The Marquis de Custine as Cultural Hero

Douglas Clayton, University of Ottawa

One of the most important books ever written about Russia is La Russie en 1839 (Paris, 1843) by the Marquis Astolphe de Custine. The book was an instant success with the French reading public and was subsequently translated into most European languages. In Russia, the book was banned and several attempts to discredit it were published in France and Germany. It was only in the early twentieth century that it became possible to consider a translation into Russian, and two highly abridged versions were published.

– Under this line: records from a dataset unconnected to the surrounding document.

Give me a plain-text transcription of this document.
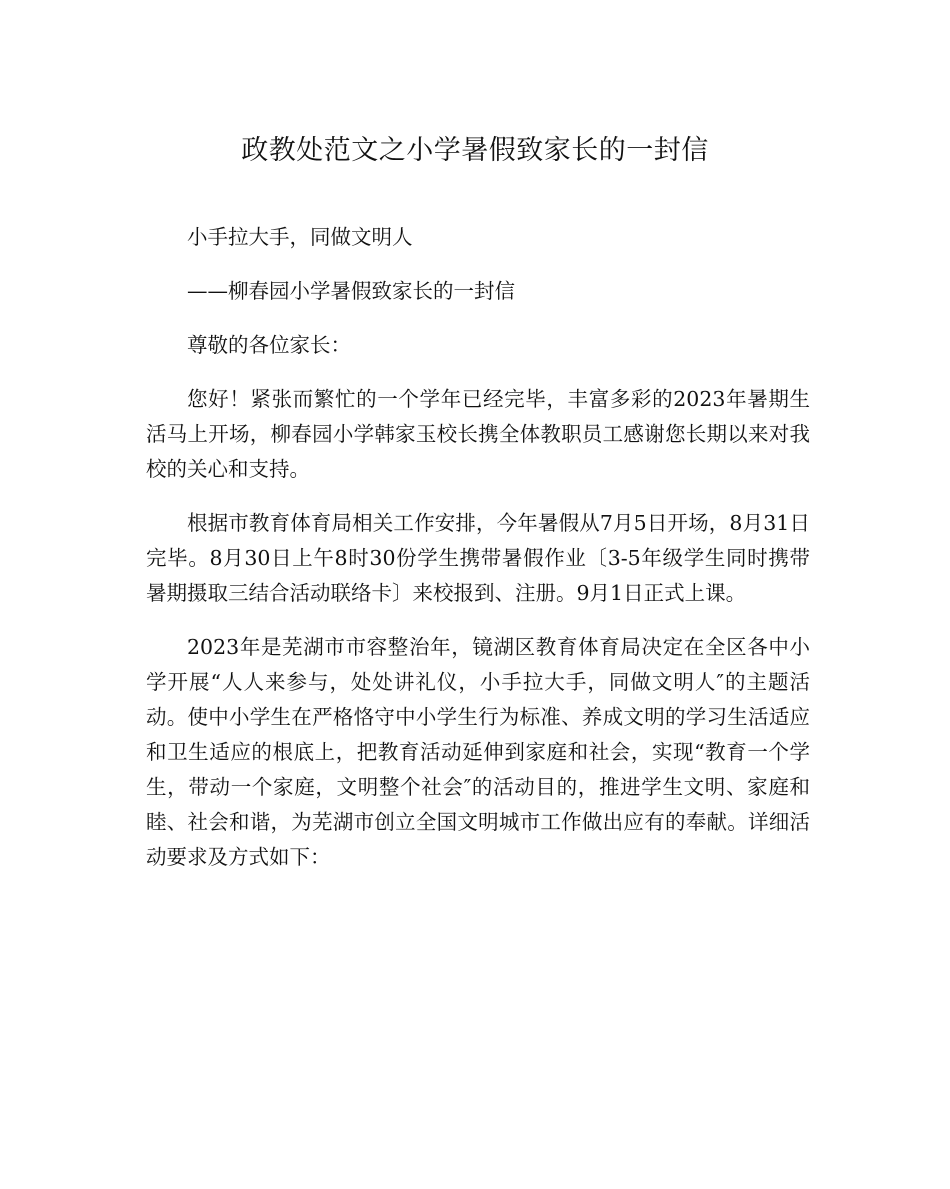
政教处范文之小学暑假致家长的一封信

小手拉大手，同做文明人

——柳春园小学暑假致家长的一封信

尊敬的各位家长：

您好！紧张而繁忙的一个学年已经完毕，丰富多彩的2023年暑期生活马上开场，柳春园小学韩家玉校长携全体教职员工感谢您长期以来对我校的关心和支持。

根据市教育体育局相关工作安排，今年暑假从7月5日开场，8月31日完毕。8月30日上午8时30份学生携带暑假作业〔3-5年级学生同时携带暑期摄取三结合活动联络卡〕来校报到、注册。9月1日正式上课。

2023年是芜湖市市容整治年，镜湖区教育体育局决定在全区各中小学开展“人人来参与，处处讲礼仪，小手拉大手，同做文明人″的主题活动。使中小学生在严格恪守中小学生行为标准、养成文明的学习生活适应和卫生适应的根底上，把教育活动延伸到家庭和社会，实现“教育一个学生，带动一个家庭，文明整个社会″的活动目的，推进学生文明、家庭和睦、社会和谐，为芜湖市创立全国文明城市工作做出应有的奉献。详细活动要求及方式如下：
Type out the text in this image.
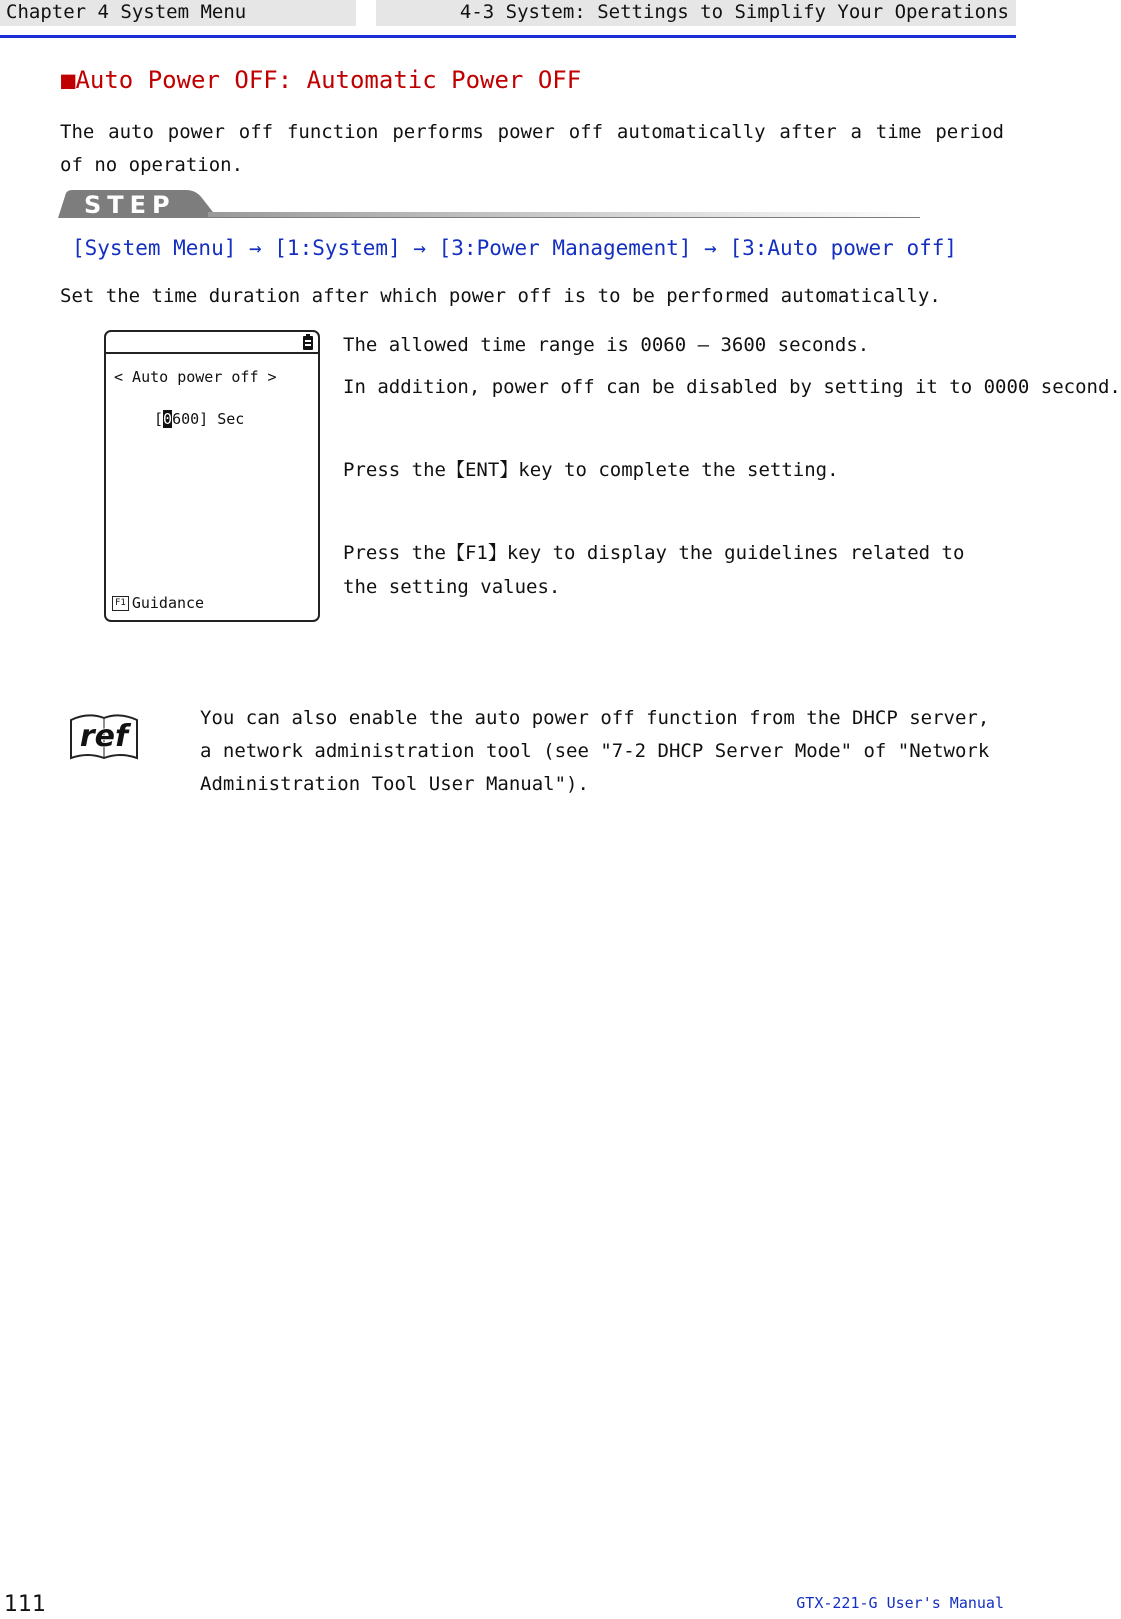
Chapter 4 System Menu	4-3 System: Settings to Simplify Your Operations
■Auto Power OFF: Automatic Power OFF
The auto power off function performs power off automatically after a time period of no operation.
STEP
[System Menu] → [1:System] → [3:Power Management] → [3:Auto power off]
Set the time duration after which power off is to be performed automatically.
< Auto power off >
[0600] Sec
F1 Guidance
The allowed time range is 0060 – 3600 seconds.
In addition, power off can be disabled by setting it to 0000 second.
Press the【ENT】key to complete the setting.
Press the【F1】key to display the guidelines related to the setting values.
ref
You can also enable the auto power off function from the DHCP server, a network administration tool (see "7-2 DHCP Server Mode" of "Network Administration Tool User Manual").
111	GTX-221-G User's Manual
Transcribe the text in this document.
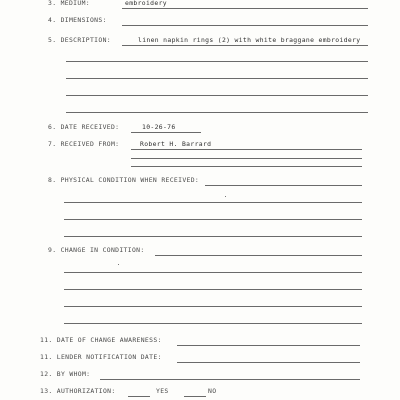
3. MEDIUM:	embroidery
4. DIMENSIONS:
5. DESCRIPTION:	linen napkin rings (2) with white braggane embroidery
6. DATE RECEIVED:	10-26-76
7. RECEIVED FROM:	Robert H. Barrard
8. PHYSICAL CONDITION WHEN RECEIVED:
9. CHANGE IN CONDITION:
11. DATE OF CHANGE AWARENESS:
11. LENDER NOTIFICATION DATE:
12. BY WHOM:
13. AUTHORIZATION:	YES	NO
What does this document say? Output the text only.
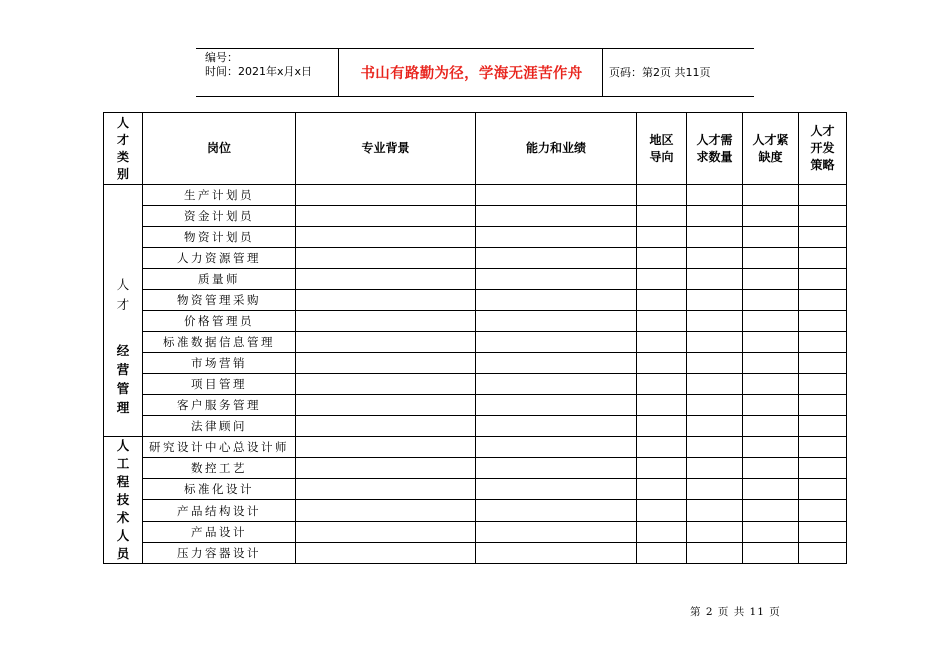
编号：
时间：2021年x月x日	书山有路勤为径，学海无涯苦作舟	页码：第2页 共11页
人才类别	岗位	专业背景	能力和业绩	地区导向	人才需求数量	人才紧缺度	人才开发策略

人 才
经营管理	生产计划员						
	资金计划员						
	物资计划员						
	人力资源管理						
	质量师						
	物资管理采购						
	价格管理员						
	标准数据信息管理						
	市场营销						
	项目管理						
	客户服务管理						
	法律顾问						

人工程技术人员	研究设计中心总设计师						
	数控工艺						
	标准化设计						
	产品结构设计						
	产品设计						
	压力容器设计						
第 2 页 共 11 页
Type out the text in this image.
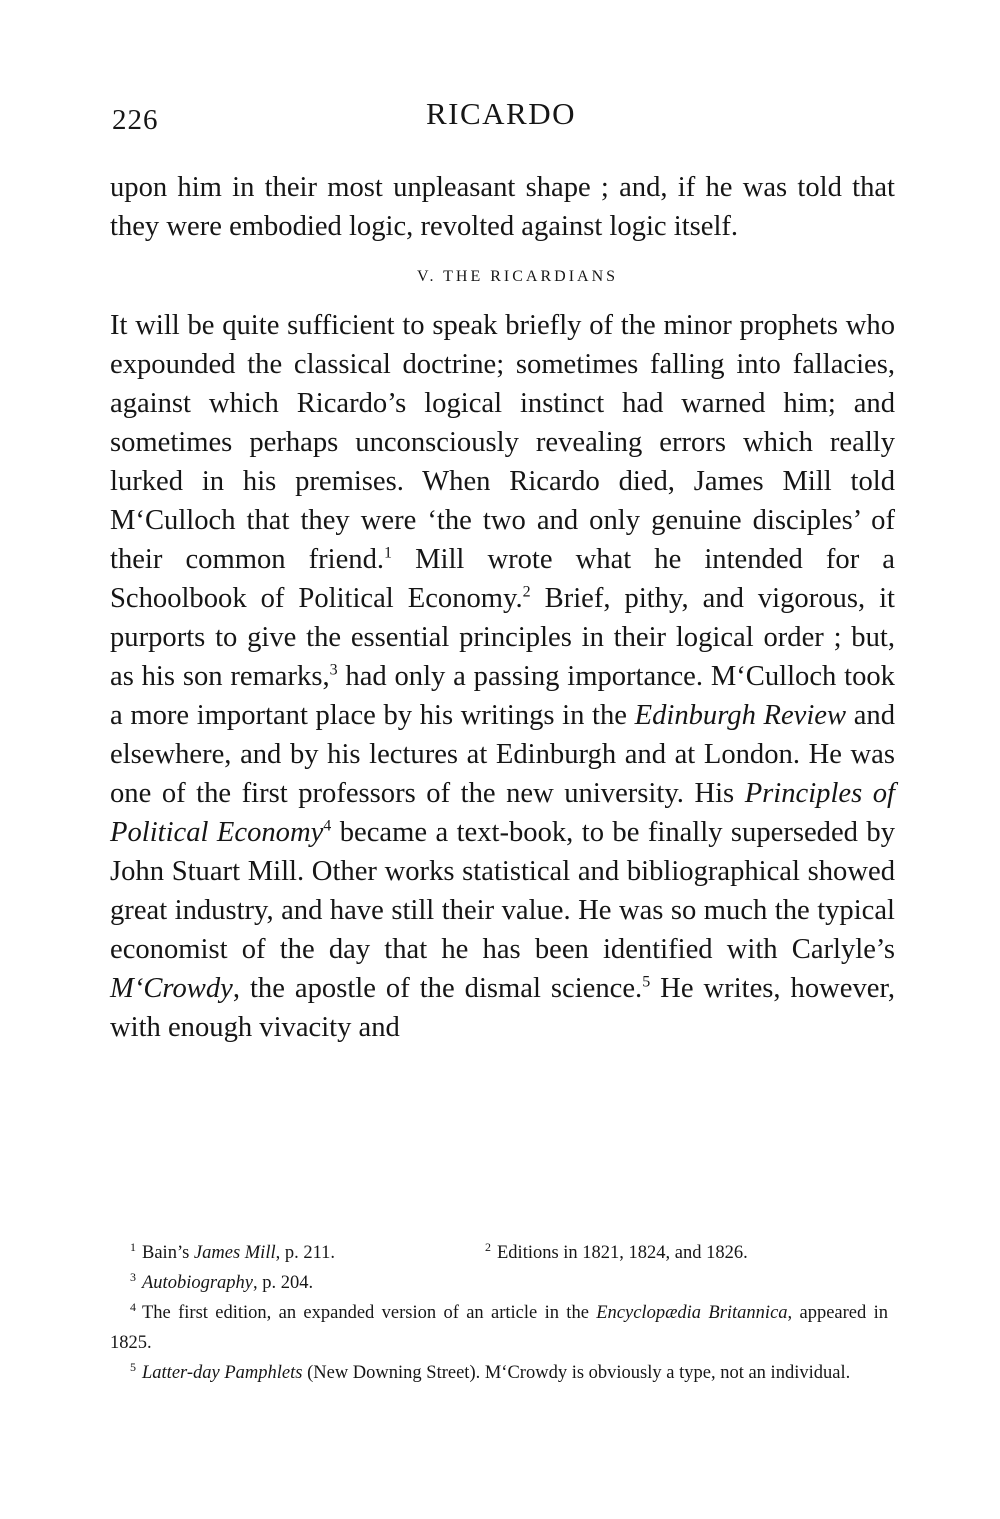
226	RICARDO

upon him in their most unpleasant shape ; and, if he was told that they were embodied logic, revolted against logic itself.

V. THE RICARDIANS

It will be quite sufficient to speak briefly of the minor prophets who expounded the classical doctrine; sometimes falling into fallacies, against which Ricardo’s logical instinct had warned him; and sometimes perhaps unconsciously revealing errors which really lurked in his premises. When Ricardo died, James Mill told M‘Culloch that they were ‘the two and only genuine disciples’ of their common friend.$^1$ Mill wrote what he intended for a Schoolbook of Political Economy.$^2$ Brief, pithy, and vigorous, it purports to give the essential principles in their logical order ; but, as his son remarks,$^3$ had only a passing importance. M‘Culloch took a more important place by his writings in the Edinburgh Review and elsewhere, and by his lectures at Edinburgh and at London. He was one of the first professors of the new university. His Principles of Political Economy$^4$ became a text-book, to be finally superseded by John Stuart Mill. Other works statistical and bibliographical showed great industry, and have still their value. He was so much the typical economist of the day that he has been identified with Carlyle’s M‘Crowdy, the apostle of the dismal science.$^5$ He writes, however, with enough vivacity and

$^1$ Bain’s James Mill, p. 211.	$^2$ Editions in 1821, 1824, and 1826.
$^3$ Autobiography, p. 204.
$^4$ The first edition, an expanded version of an article in the Encyclopædia Britannica, appeared in 1825.
$^5$ Latter-day Pamphlets (New Downing Street). M‘Crowdy is obviously a type, not an individual.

Custine’s book had a second revival in the west, where George Kennon called it the “best book about the Soviet Union.” No doubt for this reason, the book did not appear in Russia from the 1930 reprint of one of the abridged versions until the early 1990s, when a number of reprints of Nikolaevskaia epokha appeared. Finally, at the end of the century, Russians had their first chance to read Custine’s book in its entirety, thanks to a translation by Vera Mil’china and Aleksandr Ospovat. It was at this point that Custine experienced a new revival, this time among Russians, as they discovered this fascinating analysis of the Russian state and national character. Reviews by Viktor Erofeev and others pointed to the deep veracity of Custine’s observations on such matters as Russian bureaucracy, inefficiency, subservience to authority, suspicion of foreigners and manipulation of the truth. Custine’s observation of his own growing paranoia in the autocratic Russian state rang true to Russian readers. Moreover, research suggested that several dissidents in Nicholas’s Russia used Custine as a mouthpiece for their own criticisms of the system: here was a kindred spirit, so to speak. Moreover, Custine’s homosexuality resonated with Russian intellectuals at a point where homosexual Russians were finally coming out of the closet. The piquant suggestion of a sexual attraction between de Custine and Nicholas, whom the Frenchman met, was a cause for amusement.

Custine’s apotheosis came in Aleksandr Sokurov’s film Russkii kovcheg, which can be read as a dialogue between Custine and the film-maker. Custine represents the threatening figure of the foreigner who sees too clearly through the Potemkinesque nature of Russia and says what many Russians think, but few dare say, about their country. The film can be seen as an attempt both to come to terms with the image of Russian presented in Custine’s book, and at the same time to reaffirm the superiority of Russian culture in the face of Custine’s criticisms.


de Custine, Astolphe. La Russie en 1839, 2 vols., Paris: Solin, 1990.
-------------------. Nikolaevskaia epokha: vospominaniia frantsuzskogo puteshestvennika — Markiza de Kiustina. M., 1910. Reprint: M., 1930.
-------------------. Nikolaevskaia Rossiia M., 1910; reprinted Moscow, 1930.
-------------------. Rossiia v 1839 godu. 2 vols. M., 1996-2000.
Kennan, George F. The Marquis de Custine and his RUSSIA IN 1839. Princeton, 1971.